First some salient verbiage on said value. In October I'd reviewed Mario Canever's ZeroUno Ultra Plus tube-hybrid preamp with DAC. €15'600. Just a few December days prior to writing these lines I'd published my review of Ancient Audio's Lektor Joy, a CD-Pro8 top-loading CD player with analogue, USB and coaxial inputs plus remote volume. €15'000. Like Kallyste, these brands from the Venetian lagoon and Poland's Kraków respectively are mostly single owner/operator boutiques of low production volumes, little face time in the glossies and limited to no High Street presence. Unlike big firms with large R&D and production staffs plus annual advertising budgets, such outfits convert more of our spend into hardware than salary and marketing currency. More substance, less fluff.

The flipside is lower to no brand recognition should we wish to trade up or sideways.

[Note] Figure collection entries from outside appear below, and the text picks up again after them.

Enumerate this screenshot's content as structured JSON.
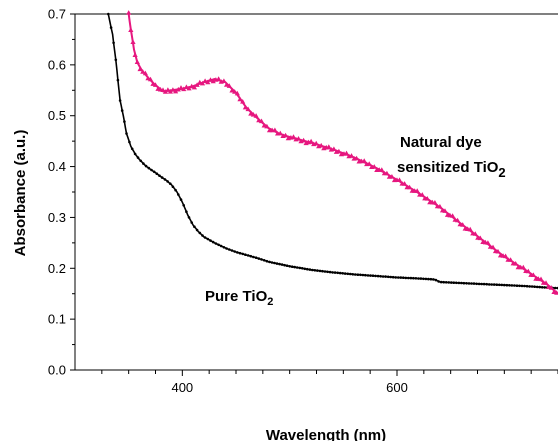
{
  "chart_data": {
    "type": "line",
    "xlabel": "Wavelength (nm)",
    "ylabel": "Absorbance (a.u.)",
    "xlim": [
      300,
      750
    ],
    "ylim": [
      0.0,
      0.7
    ],
    "xticks": [
      400,
      600
    ],
    "xtick_labels": [
      "400",
      "600"
    ],
    "yticks": [
      0.0,
      0.1,
      0.2,
      0.3,
      0.4,
      0.5,
      0.6,
      0.7
    ],
    "ytick_labels": [
      "0.0",
      "0.1",
      "0.2",
      "0.3",
      "0.4",
      "0.5",
      "0.6",
      "0.7"
    ],
    "grid": false,
    "legend": "none",
    "annotations": [
      {
        "name": "pure",
        "parts": [
          {
            "text": "Pure TiO",
            "role": "base"
          },
          {
            "text": "2",
            "role": "sub"
          }
        ]
      },
      {
        "name": "dye",
        "line1": "Natural dye",
        "parts": [
          {
            "text": "sensitized TiO",
            "role": "base"
          },
          {
            "text": "2",
            "role": "sub2"
          }
        ]
      }
    ],
    "series": [
      {
        "key": "pure",
        "color": "#000000",
        "marker": "dot",
        "x": [
          331,
          335,
          338,
          340,
          342,
          345,
          348,
          352,
          356,
          360,
          365,
          370,
          375,
          380,
          385,
          390,
          395,
          400,
          405,
          410,
          415,
          420,
          430,
          440,
          450,
          460,
          470,
          480,
          500,
          520,
          540,
          560,
          580,
          600,
          620,
          635,
          640,
          660,
          680,
          700,
          720,
          740,
          750
        ],
        "y": [
          0.7,
          0.66,
          0.61,
          0.57,
          0.53,
          0.5,
          0.465,
          0.44,
          0.425,
          0.414,
          0.403,
          0.395,
          0.388,
          0.38,
          0.373,
          0.364,
          0.35,
          0.33,
          0.305,
          0.285,
          0.272,
          0.262,
          0.25,
          0.24,
          0.232,
          0.226,
          0.22,
          0.213,
          0.204,
          0.197,
          0.192,
          0.188,
          0.185,
          0.182,
          0.18,
          0.178,
          0.173,
          0.171,
          0.169,
          0.167,
          0.165,
          0.162,
          0.161
        ]
      },
      {
        "key": "dye",
        "color": "#e6177f",
        "marker": "triangle",
        "x": [
          350,
          352,
          355,
          358,
          362,
          368,
          375,
          382,
          390,
          400,
          410,
          420,
          430,
          440,
          450,
          460,
          470,
          480,
          490,
          500,
          520,
          540,
          560,
          580,
          600,
          620,
          640,
          660,
          680,
          700,
          720,
          740,
          750
        ],
        "y": [
          0.7,
          0.67,
          0.63,
          0.605,
          0.59,
          0.575,
          0.56,
          0.548,
          0.55,
          0.553,
          0.558,
          0.566,
          0.572,
          0.566,
          0.545,
          0.515,
          0.495,
          0.476,
          0.465,
          0.458,
          0.447,
          0.434,
          0.418,
          0.398,
          0.374,
          0.348,
          0.32,
          0.287,
          0.255,
          0.223,
          0.196,
          0.168,
          0.15
        ]
      }
    ]
  }
}
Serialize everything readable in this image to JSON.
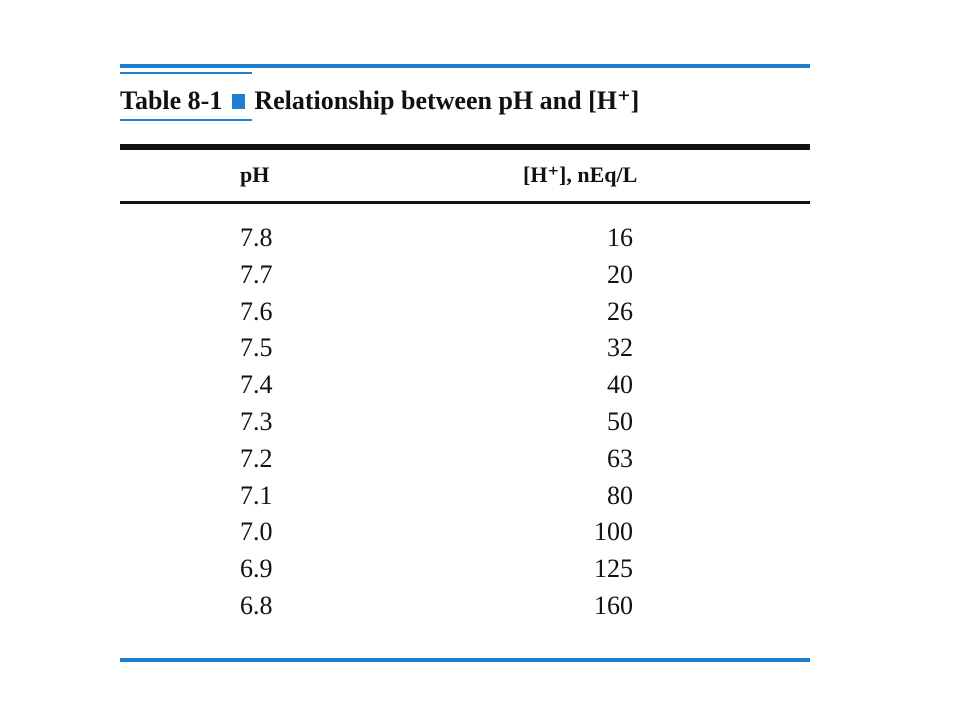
{
  "table": {
    "label": "Table 8-1",
    "title": "Relationship between pH and [H⁺]",
    "headers": {
      "ph": "pH",
      "h_conc": "[H⁺], nEq/L"
    },
    "rows": [
      {
        "ph": "7.8",
        "h": "16"
      },
      {
        "ph": "7.7",
        "h": "20"
      },
      {
        "ph": "7.6",
        "h": "26"
      },
      {
        "ph": "7.5",
        "h": "32"
      },
      {
        "ph": "7.4",
        "h": "40"
      },
      {
        "ph": "7.3",
        "h": "50"
      },
      {
        "ph": "7.2",
        "h": "63"
      },
      {
        "ph": "7.1",
        "h": "80"
      },
      {
        "ph": "7.0",
        "h": "100"
      },
      {
        "ph": "6.9",
        "h": "125"
      },
      {
        "ph": "6.8",
        "h": "160"
      }
    ]
  },
  "colors": {
    "accent": "#1e7fd0",
    "text": "#111111"
  }
}
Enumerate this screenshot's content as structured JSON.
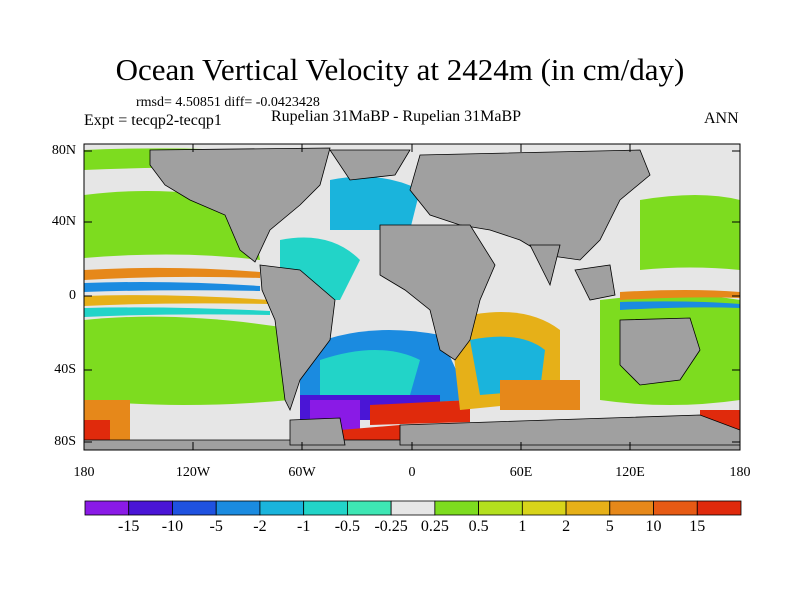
{
  "title": "Ocean Vertical Velocity at 2424m (in cm/day)",
  "stats": "rmsd= 4.50851 diff= -0.0423428",
  "experiment": "Expt = tecqp2-tecqp1",
  "period": "Rupelian  31MaBP - Rupelian  31MaBP",
  "season": "ANN",
  "map": {
    "projection": "cylindrical equidistant",
    "land_color": "#a0a0a0",
    "lat_ticks": [
      "80N",
      "40N",
      "0",
      "40S",
      "80S"
    ],
    "lon_ticks": [
      "180",
      "120W",
      "60W",
      "0",
      "60E",
      "120E",
      "180"
    ]
  },
  "colorbar": {
    "labels": [
      "-15",
      "-10",
      "-5",
      "-2",
      "-1",
      "-0.5",
      "-0.25",
      "0.25",
      "0.5",
      "1",
      "2",
      "5",
      "10",
      "15"
    ],
    "colors": [
      "#8a1ae6",
      "#4a15d6",
      "#1f52e0",
      "#1b8be0",
      "#1ab4dc",
      "#22d4c8",
      "#3ee6b4",
      "#e6e6e6",
      "#7ddc1f",
      "#b4e01e",
      "#d8d41a",
      "#e6b018",
      "#e6881a",
      "#e65a14",
      "#e02a0c"
    ]
  }
}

It's why regular gear flippers prefer far more visible brands. Come classifieds time, it's easier to find buyers. Resale potential is a different metric. Amethyste seems geared at shoppers ready to settle down over the long haul. This represents value beyond turning fashions and flavour-of-the-month flings. In short, it aims at a very specific audience. Like everywhere else, there are seasons in an audiophile's life. There's initial fascination followed by many trial 'n' errors. There's self learning and maturation of personal taste. Eventually there's arriving at the steadfastness of knowing ourselves. Now we make lasting decisions. It's nothing complicated but getting there takes curiosity, money and time. Amethyste strikes me as a component for those who've put in all three. That just readied us for the conclusion.